Alibaba’s smallest model, T2V-1.3B, is particularly notable as it can run on consumer-grade GPUs with just 8.19GB of vRAM. The company claims that an Nvidia RTX 4090 can generate a five-second 480p video in under four minutes.

The AI models utilise a diffusion transformer architecture, enhanced with variational autoencoders (VAE) to optimise memory usage and improve video quality. The 3D causal VAE architecture, dubbed Wan-VAE, enables the system to generate consistent high-resolution (1080p) videos while retaining historical frame information, ensuring better scene consistency.

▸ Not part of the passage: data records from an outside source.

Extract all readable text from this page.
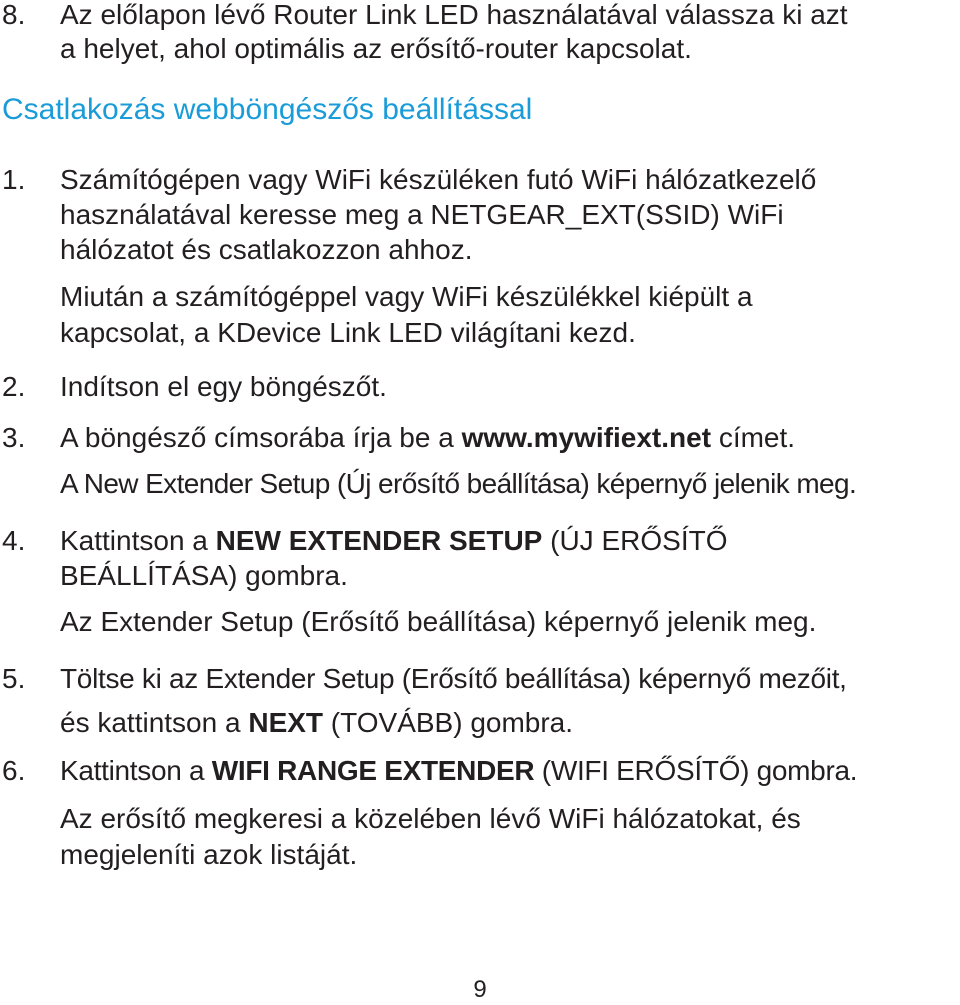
8. Az előlapon lévő Router Link LED használatával válassza ki azt
a helyet, ahol optimális az erősítő-router kapcsolat.
Csatlakozás webböngészős beállítással
1. Számítógépen vagy WiFi készüléken futó WiFi hálózatkezelő
használatával keresse meg a NETGEAR_EXT(SSID) WiFi
hálózatot és csatlakozzon ahhoz.
Miután a számítógéppel vagy WiFi készülékkel kiépült a
kapcsolat, a KDevice Link LED világítani kezd.
2. Indítson el egy böngészőt.
3. A böngésző címsorába írja be a www.mywifiext.net címet.
A New Extender Setup (Új erősítő beállítása) képernyő jelenik meg.
4. Kattintson a NEW EXTENDER SETUP (ÚJ ERŐSÍTŐ
BEÁLLÍTÁSA) gombra.
Az Extender Setup (Erősítő beállítása) képernyő jelenik meg.
5. Töltse ki az Extender Setup (Erősítő beállítása) képernyő mezőit,
és kattintson a NEXT (TOVÁBB) gombra.
6. Kattintson a WIFI RANGE EXTENDER (WIFI ERŐSÍTŐ) gombra.
Az erősítő megkeresi a közelében lévő WiFi hálózatokat, és
megjeleníti azok listáját.
9
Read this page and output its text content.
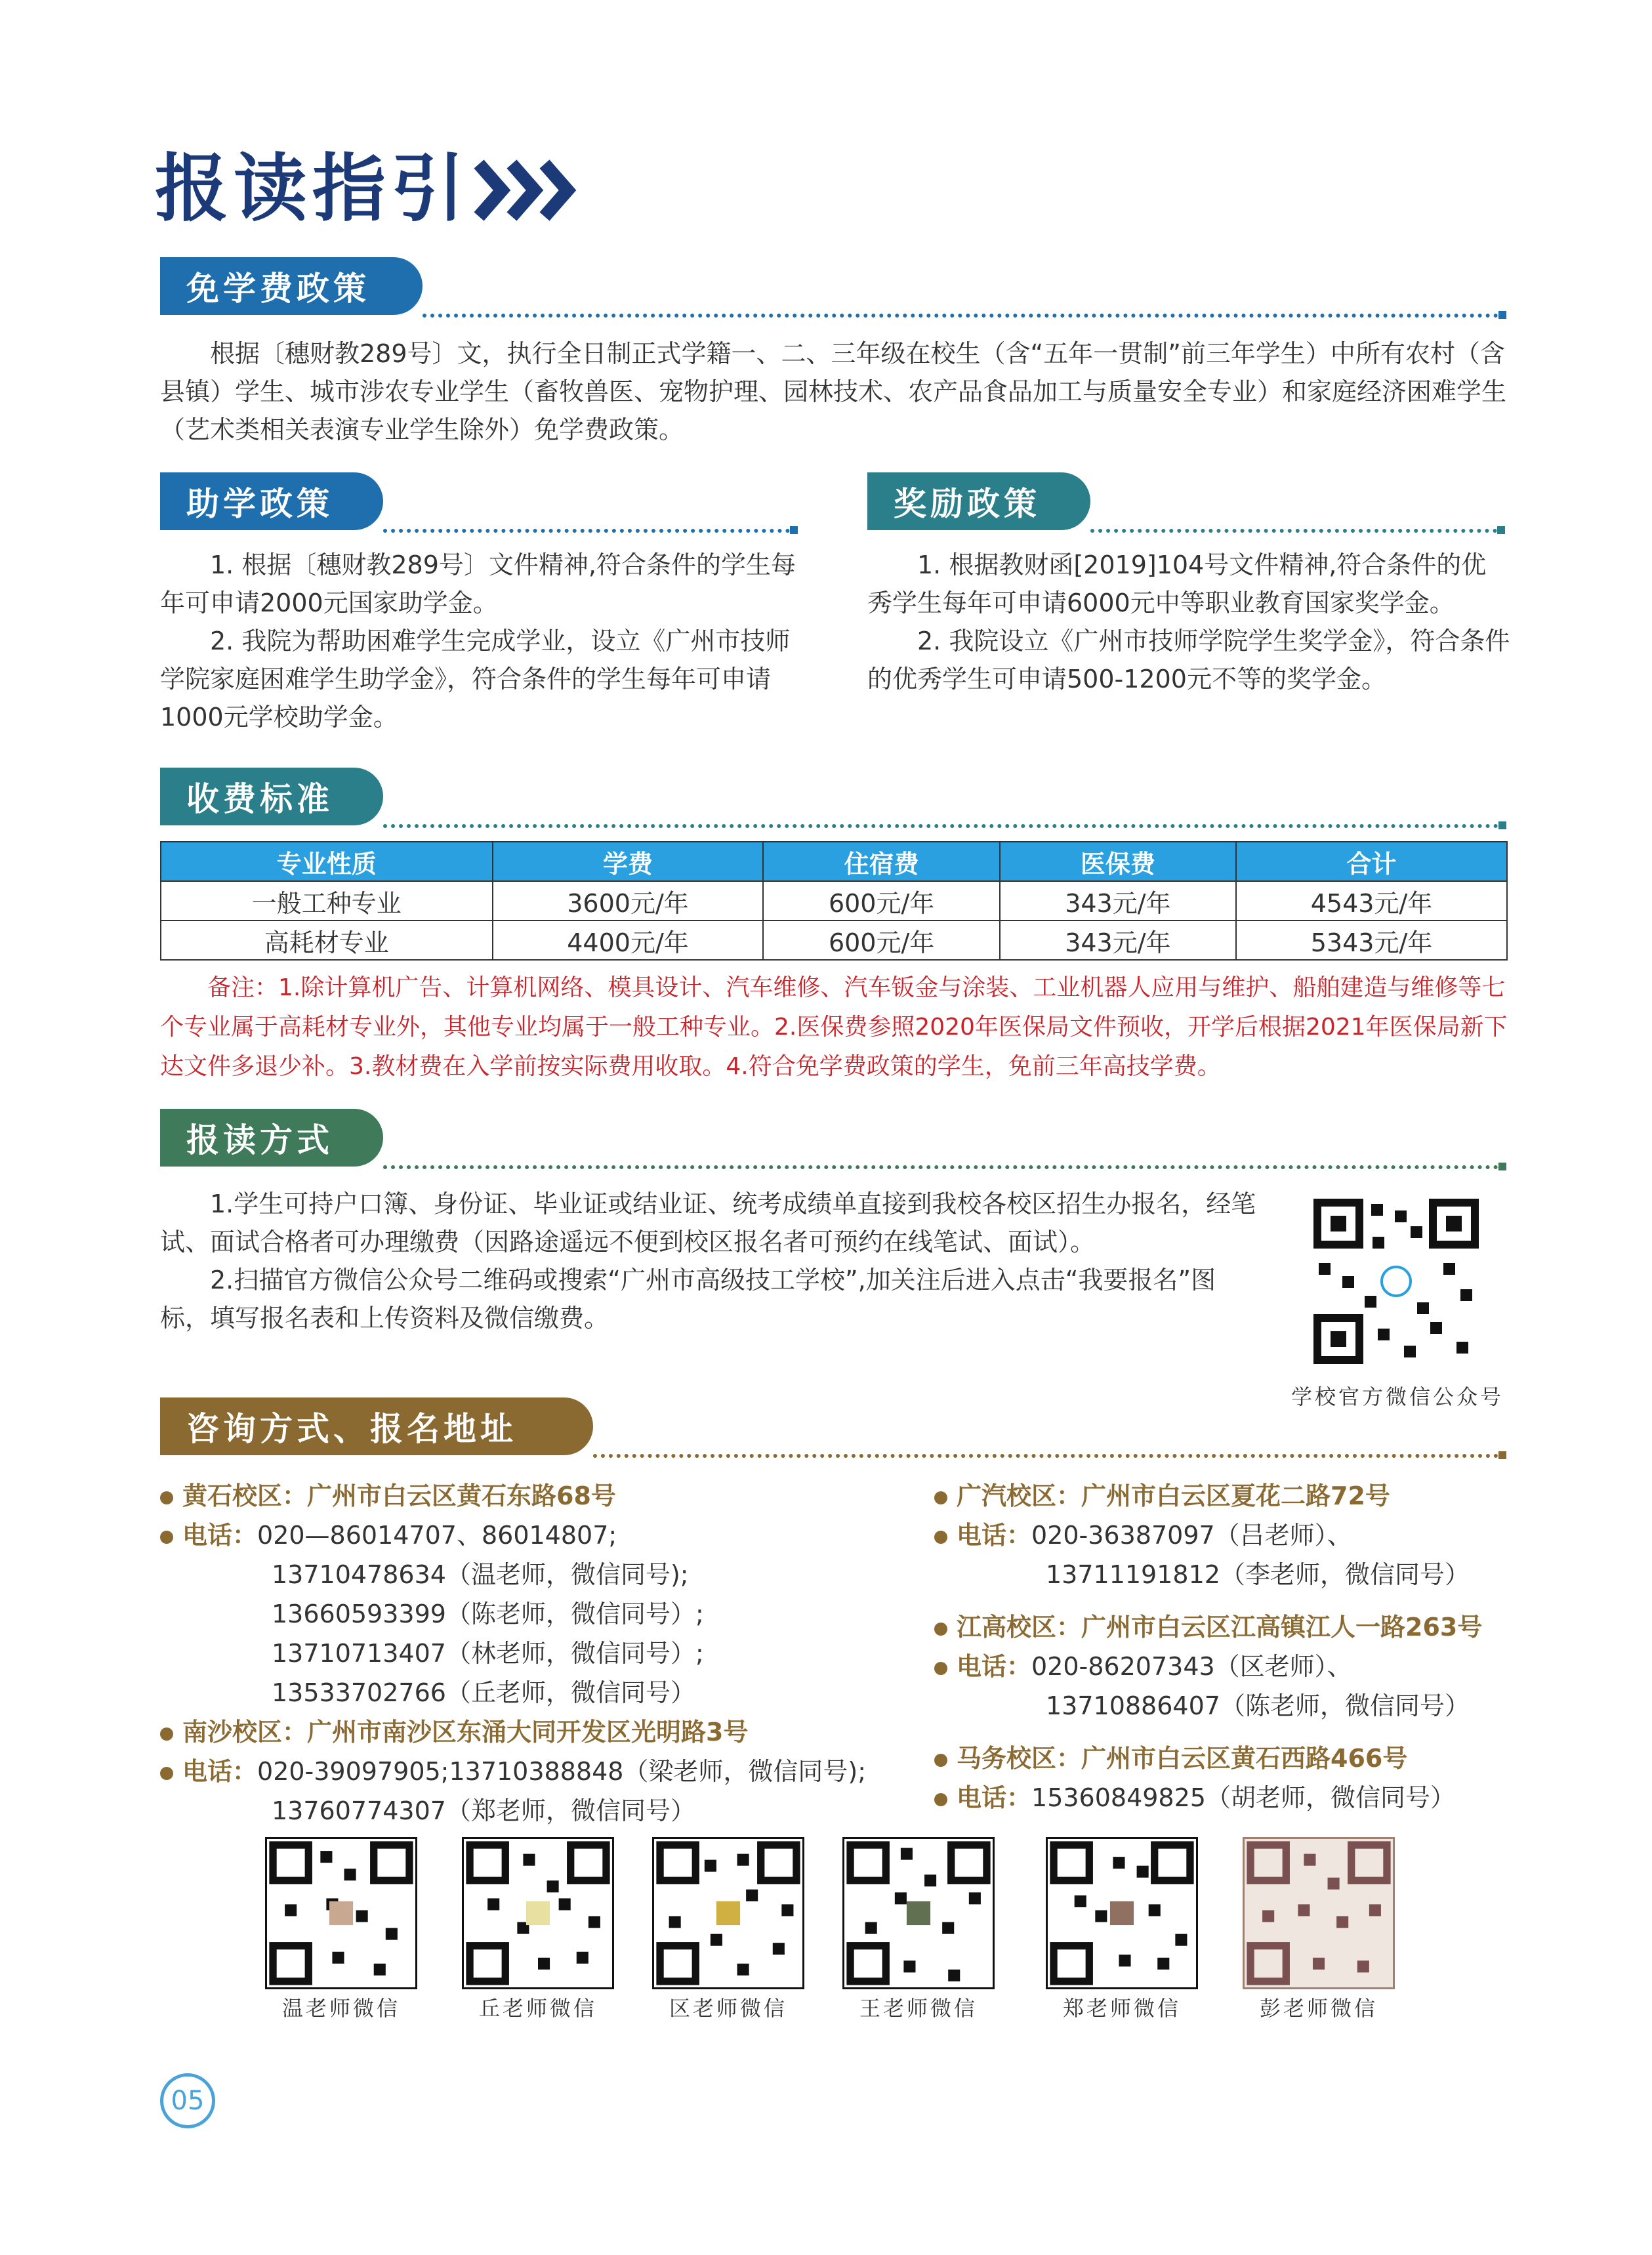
报读指引
免学费政策

根据〔穗财教289号〕文，执行全日制正式学籍一、二、三年级在校生（含“五年一贯制”前三年学生）中所有农村（含县镇）学生、城市涉农专业学生（畜牧兽医、宠物护理、园林技术、农产品食品加工与质量安全专业）和家庭经济困难学生（艺术类相关表演专业学生除外）免学费政策。

助学政策

1. 根据〔穗财教289号〕文件精神,符合条件的学生每年可申请2000元国家助学金。

2. 我院为帮助困难学生完成学业，设立《广州市技师学院家庭困难学生助学金》，符合条件的学生每年可申请1000元学校助学金。

奖励政策

1. 根据教财函[2019]104号文件精神,符合条件的优秀学生每年可申请6000元中等职业教育国家奖学金。

2. 我院设立《广州市技师学院学生奖学金》，符合条件的优秀学生可申请500-1200元不等的奖学金。

收费标准
专业性质	学费	住宿费	医保费	合计
一般工种专业	3600元/年	600元/年	343元/年	4543元/年
高耗材专业	4400元/年	600元/年	343元/年	5343元/年

备注：1.除计算机广告、计算机网络、模具设计、汽车维修、汽车钣金与涂装、工业机器人应用与维护、船舶建造与维修等七个专业属于高耗材专业外，其他专业均属于一般工种专业。2.医保费参照2020年医保局文件预收，开学后根据2021年医保局新下达文件多退少补。3.教材费在入学前按实际费用收取。4.符合免学费政策的学生，免前三年高技学费。

报读方式

1.学生可持户口簿、身份证、毕业证或结业证、统考成绩单直接到我校各校区招生办报名，经笔试、面试合格者可办理缴费（因路途遥远不便到校区报名者可预约在线笔试、面试）。

2.扫描官方微信公众号二维码或搜索“广州市高级技工学校”,加关注后进入点击“我要报名”图标，填写报名表和上传资料及微信缴费。

学校官方微信公众号
咨询方式、报名地址
黄石校区：广州市白云区黄石东路68号
电话：020—86014707、86014807;
13710478634（温老师，微信同号);
13660593399（陈老师，微信同号）;
13710713407（林老师，微信同号）;
13533702766（丘老师，微信同号）
南沙校区：广州市南沙区东涌大同开发区光明路3号
电话：020-39097905;13710388848（梁老师，微信同号);
13760774307（郑老师，微信同号）
广汽校区：广州市白云区夏花二路72号
电话：020-36387097（吕老师）、
13711191812（李老师，微信同号）
江高校区：广州市白云区江高镇江人一路263号
电话：020-86207343（区老师）、
13710886407（陈老师，微信同号）
马务校区：广州市白云区黄石西路466号
电话：15360849825（胡老师，微信同号）
温老师微信	丘老师微信	区老师微信	王老师微信	郑老师微信	彭老师微信
05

Alibaba says Wan 2.1 outperforms OpenAI’s Sora model in several key areas:

• Better scene generation quality

• Higher single-object accuracy

• More precise spatial positioning

Wan 2.1 is being released under the Apache 2.0 license, making it freely available for research and academic purposes. However, commercial usage comes with restrictions, limiting its application in certain industries.

While Wan 2.1 currently focuses on text-to-video and image-to-video generation, Alibaba hints that future versions could expand capabilities to include video-to-audio generation and AI-powered video editing.